What followed wasn’t blame but recognition. The burdens we carry as adults do not ask for permission before settling in.
Some are chosen. Others are not. Innocence, once given up, does not return.
Standing at the entrance of a candy shop, I understood that I would never inhabit the world as they did.
In the end, I would walk back down the narrow hallway and cross the gate again into streets that I knew too well.
The vigilance returned easily. It always did.
The laughter of the children faded behind me, replaced by the familiar hum of responsibility.

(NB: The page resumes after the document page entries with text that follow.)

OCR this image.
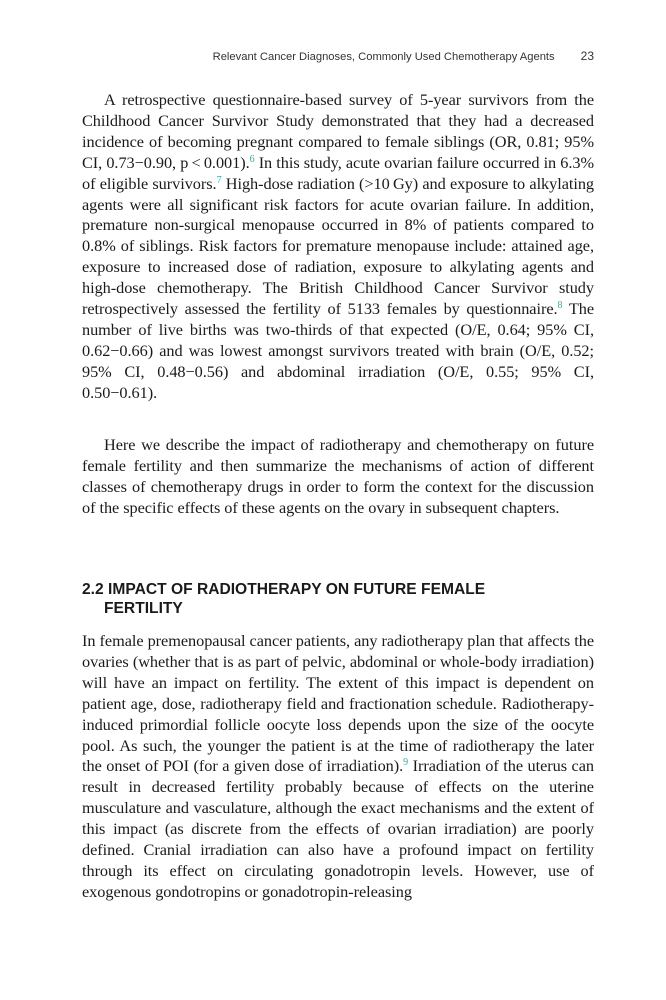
Relevant Cancer Diagnoses, Commonly Used Chemotherapy Agents 23

A retrospective questionnaire-based survey of 5-year survivors from the Childhood Cancer Survivor Study demonstrated that they had a decreased incidence of becoming pregnant compared to female siblings (OR, 0.81; 95% CI, 0.73−0.90, p < 0.001).$^6$ In this study, acute ovarian failure occurred in 6.3% of eligible survivors.$^7$ High-dose radiation (>10 Gy) and exposure to alkylating agents were all significant risk factors for acute ovarian failure. In addition, premature non-surgical menopause occurred in 8% of patients compared to 0.8% of siblings. Risk factors for premature menopause include: attained age, exposure to increased dose of radiation, exposure to alkylating agents and high-dose chemotherapy. The British Childhood Cancer Survivor study retrospectively assessed the fertility of 5133 females by questionnaire.$^8$ The number of live births was two-thirds of that expected (O/E, 0.64; 95% CI, 0.62−0.66) and was lowest amongst survivors treated with brain (O/E, 0.52; 95% CI, 0.48−0.56) and abdominal irradiation (O/E, 0.55; 95% CI, 0.50−0.61).

Here we describe the impact of radiotherapy and chemotherapy on future female fertility and then summarize the mechanisms of action of different classes of chemotherapy drugs in order to form the context for the discussion of the specific effects of these agents on the ovary in subsequent chapters.

2.2 IMPACT OF RADIOTHERAPY ON FUTURE FEMALE
FERTILITY

In female premenopausal cancer patients, any radiotherapy plan that affects the ovaries (whether that is as part of pelvic, abdominal or whole-body irradiation) will have an impact on fertility. The extent of this impact is dependent on patient age, dose, radiotherapy field and fractionation schedule. Radiotherapy-induced primordial follicle oocyte loss depends upon the size of the oocyte pool. As such, the younger the patient is at the time of radiotherapy the later the onset of POI (for a given dose of irradiation).$^9$ Irradiation of the uterus can result in decreased fertility probably because of effects on the uterine musculature and vasculature, although the exact mechanisms and the extent of this impact (as discrete from the effects of ovarian irradiation) are poorly defined. Cranial irradiation can also have a profound impact on fertility through its effect on circulating gonadotropin levels. However, use of exogenous gondotropins or gonadotropin-releasing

I didn’t resent the life I had chosen. But there, at the threshold, breathing in chocolate and cinnamon, I understood something clearly: innocence is not lost in a blow. It is given up, piece by piece, to experience.
The candy shop did not return to me what time had taken.
It only reminded me that it once was mine. And for that, I am grateful.
Leo Silva is a former resident agent in charge of the DEA (Monterrey Resident Office) and author of Reign of Terror and El Reinado del Terror. With decades of frontline experience in the fight against transnational cartels, Silva brings us closer to some of the most dangerous operations directed against high-value cartel leaders and organizations.
Author's Note
This reflection comes from a very specific and, at the same time, universal place. Amid complex and high-tension environments, I learned that humans seek small spaces where the world regains meaning, even if only for minutes.
The candy shop was not an escape from reality. It was a reminder of it in its simplest form: honest work, community, childhood, the aroma of chocolate, and the laughter of children. Sometimes, that is enough to hold us up.